Colorado law defines insanity as the inability to distinguish right from wrong due to a diseased or defective mind. If Holmes is found not guilty by reason of insanity he would be committed indefinitely to the state mental hospital and could eventually be released if doctors felt his sanity had been restored, but that is considered unlikely. Court documents have shown that the defense had previously offered to have Holmes plead guilty, serving life in prison without parole if the district attorney took the death penalty off the table.
On Monday night the defense filed 89 last minute motions including to be present during Holmes’ state mental evaluation. Tuesday the prosecution replied that there is no precedent for that specific request in Colorado, and having outsiders there would negatively impact the accuracy of the test. The defense also said it plans to request a change of venue, arguing that Holmes cannot receive a fair trial in Arapahoe County. Holmes’ defense team is also trying to get expert testimony, Holmes’ statements to investigators and evidence seized from his phone and dating-site profile excluded from the trial.
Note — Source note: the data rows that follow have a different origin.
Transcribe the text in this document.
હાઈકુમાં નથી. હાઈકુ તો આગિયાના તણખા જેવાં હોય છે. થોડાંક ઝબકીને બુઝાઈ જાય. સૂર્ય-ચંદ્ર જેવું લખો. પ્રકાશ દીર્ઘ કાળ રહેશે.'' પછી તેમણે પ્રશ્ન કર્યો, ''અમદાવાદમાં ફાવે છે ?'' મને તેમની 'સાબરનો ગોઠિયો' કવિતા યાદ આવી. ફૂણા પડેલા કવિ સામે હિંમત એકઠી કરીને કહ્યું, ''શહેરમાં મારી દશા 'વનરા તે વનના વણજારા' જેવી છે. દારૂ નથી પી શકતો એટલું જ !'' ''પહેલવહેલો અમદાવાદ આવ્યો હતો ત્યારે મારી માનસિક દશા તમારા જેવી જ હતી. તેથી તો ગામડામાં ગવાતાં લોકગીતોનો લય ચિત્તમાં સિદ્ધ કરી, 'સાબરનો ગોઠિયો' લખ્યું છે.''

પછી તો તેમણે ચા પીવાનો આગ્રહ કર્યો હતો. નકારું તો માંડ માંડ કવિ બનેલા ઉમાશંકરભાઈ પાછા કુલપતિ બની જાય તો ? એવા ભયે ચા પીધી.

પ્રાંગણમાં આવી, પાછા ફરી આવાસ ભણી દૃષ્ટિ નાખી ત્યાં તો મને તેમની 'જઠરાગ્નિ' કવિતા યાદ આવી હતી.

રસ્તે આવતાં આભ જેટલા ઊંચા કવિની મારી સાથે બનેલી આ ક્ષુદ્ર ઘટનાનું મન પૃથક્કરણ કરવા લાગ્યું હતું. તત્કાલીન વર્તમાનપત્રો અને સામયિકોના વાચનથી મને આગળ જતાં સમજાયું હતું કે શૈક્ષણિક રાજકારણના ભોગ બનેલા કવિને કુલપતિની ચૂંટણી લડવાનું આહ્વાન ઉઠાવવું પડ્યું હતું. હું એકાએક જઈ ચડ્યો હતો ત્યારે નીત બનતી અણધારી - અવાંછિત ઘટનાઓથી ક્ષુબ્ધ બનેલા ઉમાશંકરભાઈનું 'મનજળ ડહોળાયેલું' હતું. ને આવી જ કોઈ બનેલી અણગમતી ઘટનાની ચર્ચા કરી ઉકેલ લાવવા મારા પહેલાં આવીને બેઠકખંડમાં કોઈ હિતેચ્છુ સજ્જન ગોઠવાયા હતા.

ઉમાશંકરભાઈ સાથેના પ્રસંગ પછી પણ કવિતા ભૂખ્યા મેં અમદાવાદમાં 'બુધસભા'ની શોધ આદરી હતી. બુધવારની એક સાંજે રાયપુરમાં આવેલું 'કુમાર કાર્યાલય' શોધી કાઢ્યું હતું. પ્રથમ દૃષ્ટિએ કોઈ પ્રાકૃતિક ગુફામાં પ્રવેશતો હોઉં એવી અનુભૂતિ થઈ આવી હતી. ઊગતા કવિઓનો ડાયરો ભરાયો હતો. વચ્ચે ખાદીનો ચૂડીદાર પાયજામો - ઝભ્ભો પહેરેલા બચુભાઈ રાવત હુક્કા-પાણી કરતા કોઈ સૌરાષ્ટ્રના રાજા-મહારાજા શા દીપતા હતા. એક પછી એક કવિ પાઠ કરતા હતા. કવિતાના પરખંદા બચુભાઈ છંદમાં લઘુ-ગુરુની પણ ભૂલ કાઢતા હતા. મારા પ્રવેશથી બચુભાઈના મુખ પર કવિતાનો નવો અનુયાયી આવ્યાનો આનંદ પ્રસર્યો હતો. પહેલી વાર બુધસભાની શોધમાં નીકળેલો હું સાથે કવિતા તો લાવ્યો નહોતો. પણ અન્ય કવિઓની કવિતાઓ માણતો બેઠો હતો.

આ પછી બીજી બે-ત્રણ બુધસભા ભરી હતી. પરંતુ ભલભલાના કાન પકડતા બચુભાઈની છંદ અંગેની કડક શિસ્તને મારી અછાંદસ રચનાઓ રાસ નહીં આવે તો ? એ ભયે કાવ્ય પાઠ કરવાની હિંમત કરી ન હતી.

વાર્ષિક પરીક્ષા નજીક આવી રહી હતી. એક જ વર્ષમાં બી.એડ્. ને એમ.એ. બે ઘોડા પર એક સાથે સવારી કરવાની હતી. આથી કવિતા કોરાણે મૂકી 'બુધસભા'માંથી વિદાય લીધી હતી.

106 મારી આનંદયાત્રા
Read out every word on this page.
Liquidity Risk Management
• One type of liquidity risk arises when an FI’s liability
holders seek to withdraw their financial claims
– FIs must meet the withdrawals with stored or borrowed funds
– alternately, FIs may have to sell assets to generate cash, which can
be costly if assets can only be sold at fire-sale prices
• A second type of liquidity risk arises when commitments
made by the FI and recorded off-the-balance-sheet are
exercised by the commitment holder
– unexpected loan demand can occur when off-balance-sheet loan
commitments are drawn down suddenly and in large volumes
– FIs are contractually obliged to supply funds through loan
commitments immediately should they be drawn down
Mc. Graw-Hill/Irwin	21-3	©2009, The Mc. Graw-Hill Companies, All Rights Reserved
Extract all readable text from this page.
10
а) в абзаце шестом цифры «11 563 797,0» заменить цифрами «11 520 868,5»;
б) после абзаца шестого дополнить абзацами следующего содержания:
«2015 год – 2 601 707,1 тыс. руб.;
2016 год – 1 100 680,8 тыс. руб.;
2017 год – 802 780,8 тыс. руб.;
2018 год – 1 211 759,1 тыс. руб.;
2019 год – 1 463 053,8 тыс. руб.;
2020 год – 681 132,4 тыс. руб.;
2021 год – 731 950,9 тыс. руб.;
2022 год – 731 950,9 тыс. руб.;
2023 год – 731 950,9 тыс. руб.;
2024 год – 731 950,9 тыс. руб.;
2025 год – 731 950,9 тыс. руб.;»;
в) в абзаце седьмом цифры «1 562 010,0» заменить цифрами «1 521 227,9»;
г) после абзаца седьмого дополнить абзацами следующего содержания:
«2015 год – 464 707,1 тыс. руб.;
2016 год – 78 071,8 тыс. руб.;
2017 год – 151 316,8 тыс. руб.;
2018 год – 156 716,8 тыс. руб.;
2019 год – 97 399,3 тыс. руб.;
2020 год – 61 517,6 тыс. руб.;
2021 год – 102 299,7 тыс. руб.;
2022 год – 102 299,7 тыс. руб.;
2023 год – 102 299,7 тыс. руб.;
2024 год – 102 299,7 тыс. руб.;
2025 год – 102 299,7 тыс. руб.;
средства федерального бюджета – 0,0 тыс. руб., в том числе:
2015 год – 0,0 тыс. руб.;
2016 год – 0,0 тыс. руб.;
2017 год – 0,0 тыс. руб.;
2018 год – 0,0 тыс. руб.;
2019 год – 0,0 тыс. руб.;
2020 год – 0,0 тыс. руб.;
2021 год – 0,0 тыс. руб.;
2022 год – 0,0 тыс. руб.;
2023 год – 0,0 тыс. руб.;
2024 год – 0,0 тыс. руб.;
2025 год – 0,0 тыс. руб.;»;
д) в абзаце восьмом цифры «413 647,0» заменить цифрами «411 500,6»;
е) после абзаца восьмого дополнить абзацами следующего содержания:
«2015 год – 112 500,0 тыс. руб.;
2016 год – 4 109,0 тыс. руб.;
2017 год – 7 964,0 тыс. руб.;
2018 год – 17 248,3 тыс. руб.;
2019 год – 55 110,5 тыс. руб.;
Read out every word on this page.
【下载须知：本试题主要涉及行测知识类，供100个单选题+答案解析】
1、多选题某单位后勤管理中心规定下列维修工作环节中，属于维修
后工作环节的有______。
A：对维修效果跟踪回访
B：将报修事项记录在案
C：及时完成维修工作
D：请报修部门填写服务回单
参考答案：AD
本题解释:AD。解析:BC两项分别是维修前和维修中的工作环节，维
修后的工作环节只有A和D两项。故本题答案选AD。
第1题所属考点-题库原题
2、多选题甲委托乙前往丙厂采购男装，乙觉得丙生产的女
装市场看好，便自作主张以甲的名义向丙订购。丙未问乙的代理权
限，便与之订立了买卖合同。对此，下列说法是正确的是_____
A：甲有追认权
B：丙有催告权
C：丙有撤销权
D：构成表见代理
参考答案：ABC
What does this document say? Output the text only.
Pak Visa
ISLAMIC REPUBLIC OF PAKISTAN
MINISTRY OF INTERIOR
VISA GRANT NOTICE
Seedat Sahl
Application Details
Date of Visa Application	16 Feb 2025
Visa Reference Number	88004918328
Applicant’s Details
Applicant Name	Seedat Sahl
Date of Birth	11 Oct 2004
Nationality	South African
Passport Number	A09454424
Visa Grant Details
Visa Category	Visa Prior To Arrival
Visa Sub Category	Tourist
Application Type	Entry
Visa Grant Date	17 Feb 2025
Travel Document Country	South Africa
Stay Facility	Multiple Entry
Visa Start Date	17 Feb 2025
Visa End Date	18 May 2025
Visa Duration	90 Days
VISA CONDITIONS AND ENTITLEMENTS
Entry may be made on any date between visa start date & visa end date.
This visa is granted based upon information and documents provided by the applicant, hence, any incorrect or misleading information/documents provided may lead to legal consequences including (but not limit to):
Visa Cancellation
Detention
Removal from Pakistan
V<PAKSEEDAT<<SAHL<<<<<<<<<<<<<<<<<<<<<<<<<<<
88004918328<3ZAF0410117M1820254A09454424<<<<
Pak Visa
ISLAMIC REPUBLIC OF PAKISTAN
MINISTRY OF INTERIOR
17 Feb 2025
Judge Samour also ordered on Tuesday the release of the notebook that Holmes sent to his school psychiatrist before the shooting. Prosecutors say the notebook could provide key insight into the planning and motives behind the shooting and Holmes’ mental state at that time. The defense argued that the notebook is protected under doctor-patient confidentiality, even though his psychiatrist never saw the notebook. The notebook was seized by police in a campus mailroom three days after the shooting. However, since the Judge’s ruling the notebook was turned over to prosecutors and is said to be a key piece of evidence in this complex case.